| Bug #99412 | Threads_running becomes scalability bottleneck on multi-node NUMA topologies | ||
|---|---|---|---|
| Submitted: | 30 Apr 2020 13:24 | Modified: | 6 May 2020 6:29 |
| Reporter: | Sergey Glushchenko | Email Updates: | |
| Status: | Verified | Impact on me: | |
| Category: | MySQL Server: Compiling | Severity: | S5 (Performance) |
| Version: | 8.0.19 | OS: | Any |
| Assigned to: | CPU Architecture: | Any | |
[30 Apr 2020 13:32]
Sergey Glushchenko
Attached patch removes global atomic_num_thread_running variable. Instead, the number of running threads is counted when p_s.global_status is populated. It brings behavior change. Now session status for threads_running is always 1.
[4 May 2020 12:50]
MySQL Verification Team
Hello Mr. Glushchenko, Thank you for your performance improvement report. I have analysed your patch and it is my opinion that it makes lots of sense. Verified as reported.
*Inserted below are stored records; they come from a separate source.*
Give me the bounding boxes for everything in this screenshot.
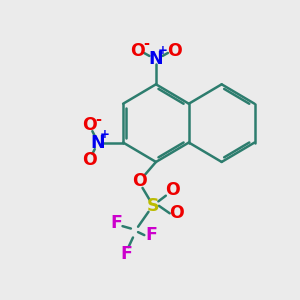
Text: O: O <box>169 204 184 222</box>
Text: -: - <box>95 112 101 127</box>
Text: O: O <box>167 42 182 60</box>
Text: +: + <box>99 128 109 141</box>
Text: O: O <box>132 172 147 190</box>
Text: +: + <box>158 44 167 57</box>
Text: N: N <box>90 134 105 152</box>
Text: F: F <box>120 244 132 262</box>
Text: S: S <box>147 197 159 215</box>
Text: -: - <box>143 37 149 52</box>
Text: O: O <box>130 42 145 60</box>
Text: O: O <box>82 116 97 134</box>
Text: F: F <box>145 226 157 244</box>
Text: O: O <box>82 151 97 169</box>
Text: F: F <box>110 214 122 232</box>
Text: N: N <box>149 50 163 68</box>
Text: O: O <box>165 181 180 199</box>
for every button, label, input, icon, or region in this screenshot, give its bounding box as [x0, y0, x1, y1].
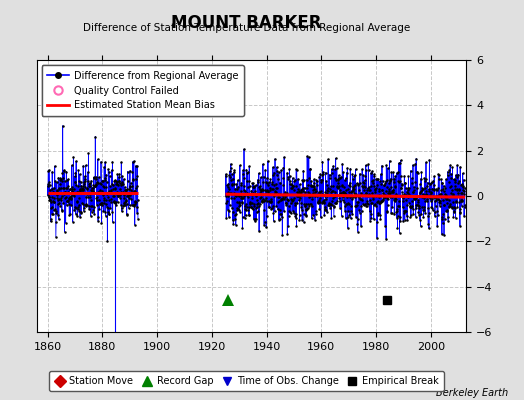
- Text: MOUNT BARKER: MOUNT BARKER: [171, 14, 322, 32]
- Legend: Station Move, Record Gap, Time of Obs. Change, Empirical Break: Station Move, Record Gap, Time of Obs. C…: [49, 372, 443, 391]
- Text: Difference of Station Temperature Data from Regional Average: Difference of Station Temperature Data f…: [83, 23, 410, 33]
- Text: Berkeley Earth: Berkeley Earth: [436, 388, 508, 398]
- Legend: Difference from Regional Average, Quality Control Failed, Estimated Station Mean: Difference from Regional Average, Qualit…: [41, 65, 244, 116]
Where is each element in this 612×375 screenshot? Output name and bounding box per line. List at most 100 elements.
Thank you, so much, for your contribution.
[6 May 2020 6:29]
Sergey Glushchenko
cleaner version of the patch
Attachment: bug99412.patch (application/octet-stream, text), 8.10 KiB.
[6 May 2020 6:29]
Sergey Glushchenko
Thank you very much Sinisa! I've attached cleaner version of the patch against MySQL 8.0.20
[6 May 2020 12:44]
MySQL Verification Team
Thank you Mr. Glushchenko !!!!

Description: The Threads_running counter is a hotspot in sysbench tests at high concurrency. The counter is modified twice per every SQL command in dispatch_command(): once before a command execution begins, and another time after it finishes. Naturally, modifying a global variable at that rate can easily become a problem with many cores, complex NUMA topologies and short queries like those in sysbench Point Select. The problem manifests itself as dispatch_command() being high in perf reports, for example: 8.28% mysqld [kernel.kallsyms] [k] __wake_up_common_lock 4.89% sysbench [kernel.kallsyms] [k] finish_task_switch 4.75% mysqld [kernel.kallsyms] [k] finish_task_switch 3.09% mysqld mysqld [.] dispatch_command 1.93% sysbench [kernel.kallsyms] [k] prepare_to_wait 1.85% mysqld [kernel.kallsyms] [k] __sys_recvfrom with perf annotate showing increments/decrements as a bottleneck: : /** : Increments thread running statistic variable. : */ : void inc_thread_running() : { : my_atomic_add32(&num_thread_running, 1); 0.00 : c37b24: mov x10, #0x2060 // #8288 0.00 : c37b28: add x24, x21, x10 : my_atomic_add32(): : return __atomic_fetch_add(a, v, __ATOMIC_SEQ_CST); 10.53 : c37b2c: ldaxr w0, [x24] 0.00 : c37b30: add w0, w0, #0x1 22.99 : c37b34: stlxr w1, w0, [x24] 0.59 : c37b38: cbnz w1, c37b2c <dispatch_command(THD*, COM_DATA const*, enum_server_command)+0x20c> : _Z16dispatch_commandP3THDPK8COM_DATA19enum_server_command(): How to repeat: Run in-memory sysbench oltp_ps and use perf to find bottlenecks.